Distinguishing the "best" equation is somewhat subjective, but statisticians have developed some criteria to evaluate whether one model is likely better than another. For my class we are using SPSS as our statistical software, since that's the licensed software on our campus (IUPUI). It's expensive, and even with our campus license, you have to "rent" it every semester you want to use it. I personally don't use it for my research, since, while it's a reasonable GUI option, there are many advanced functions that it just can't do, and its flexibility to alter parameters is limited. I use the free, open-source software R, which has a steep learning curve, since it is command-line, but far more powerful and flexible. I don't have my students to learn it because of the learning curve, and since most of them in their future careers will just want simple software that they can point-and-click to get reasonable results. They likely won't want to do any programming to get their results.
In my search for a way to allow my students compare "nested regression models" using SPSS, I spent a great deal of time Googling ways to get SPSS to generate AIC, and it just won't, except for logistic regression, or using the advanced Generalized Regression Models feature--both of which are great options, but the former is a specialized technique for probability outcomes, while the latter is not necessarily a good option for an introductory sociological stats class.

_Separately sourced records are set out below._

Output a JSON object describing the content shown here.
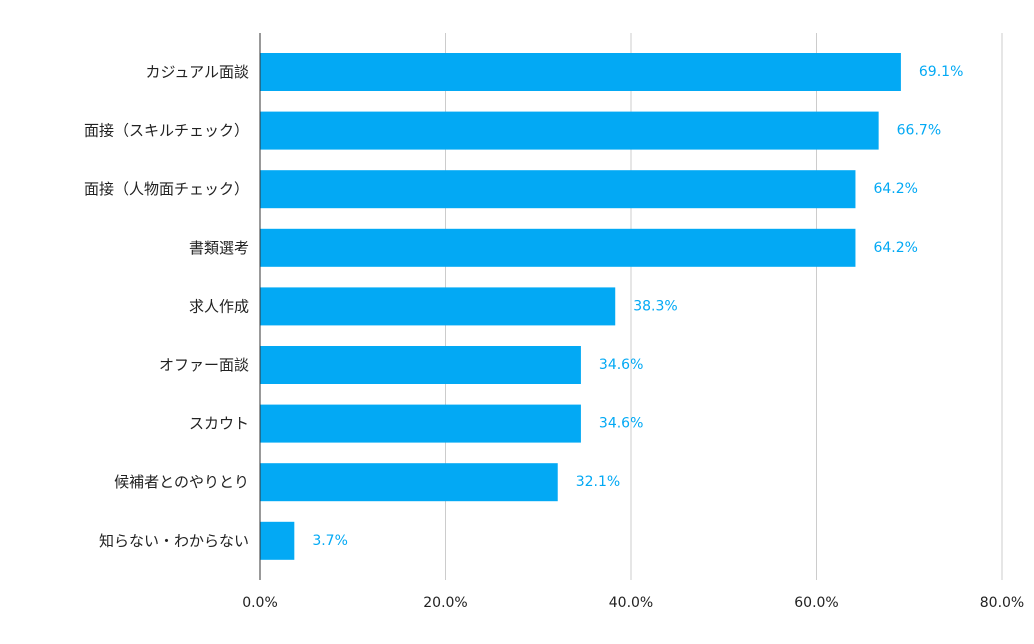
{
  "chart_data": {
    "type": "bar",
    "orientation": "horizontal",
    "categories": [
      "カジュアル面談",
      "面接（スキルチェック）",
      "面接（人物面チェック）",
      "書類選考",
      "求人作成",
      "オファー面談",
      "スカウト",
      "候補者とのやりとり",
      "知らない・わからない"
    ],
    "values": [
      69.1,
      66.7,
      64.2,
      64.2,
      38.3,
      34.6,
      34.6,
      32.1,
      3.7
    ],
    "value_labels": [
      "69.1%",
      "66.7%",
      "64.2%",
      "64.2%",
      "38.3%",
      "34.6%",
      "34.6%",
      "32.1%",
      "3.7%"
    ],
    "xlim": [
      0,
      80
    ],
    "x_ticks": [
      0,
      20,
      40,
      60,
      80
    ],
    "x_tick_labels": [
      "0.0%",
      "20.0%",
      "40.0%",
      "60.0%",
      "80.0%"
    ],
    "grid": true,
    "legend": "none",
    "colors": {
      "bar": "#03A9F4",
      "data_label": "#03A9F4",
      "grid": "#cccccc",
      "axis": "#333333",
      "text": "#222222"
    }
  }
}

I found 5 ways to get SPSS to give me AIC, and I will teach the students 2 of those ways--one formula, and manually forcing SPSS to produce the regression AIC using syntax. I reproduce the 5 methods below, since there is no simple "checkbox" for regular linear regression in SPSS. Recognize that the linear regression method and the GZM (generalized linear regression) AIC produce different numbers. The absolute AIC number is not relevant, but only the difference in the AICs of different models--then choose the model that produces the smallest AIC.
In the equations below, n = sample size, k = number of parameters, SSE = sum of squares error (or residual sum of squares as listed in SPSS output)
- AIC formula #1 (same result as SPSS linear regression syntax)
n*Ln(SSE/n) + 2*(k+1)
- AIC formula #2 (same result as SPSS GZM)
2k + n [Ln(2(pi) SSE/n ) + 1]
- AIC formula #3 (same result as SPSS GZM)
Requires you to obtain the log-likelihood, which in SPSS, you can only get using GZM (generalized linear model, see option #5 below)
2*k – 2* loglikelihood
- SPSS method #1: Use linear regression syntax
/DESCRIPTIVES MEAN STDDEV CORR SIG N
/STATISTICS COEFF OUTS R ANOVA Selection
/METHOD=ENTER IndependentVariables separated by a space.
- SPSS method #2: Use GZM
Click the following:
Analyze --> Generalized Linear Models --> Generalized Linear Models
Under the "Response" tab, put the outcome variable into the "Dependent Variable" box.
Under the "Predictors" tab, put all continuous independent variables into the “Covariates” box--if you have any categorical predictors, those go into the "Factors" box.
Under the "Models" tab, put all listed variables (independents) into the “model” box and make sure that as "Type" they are listed as "Main effects"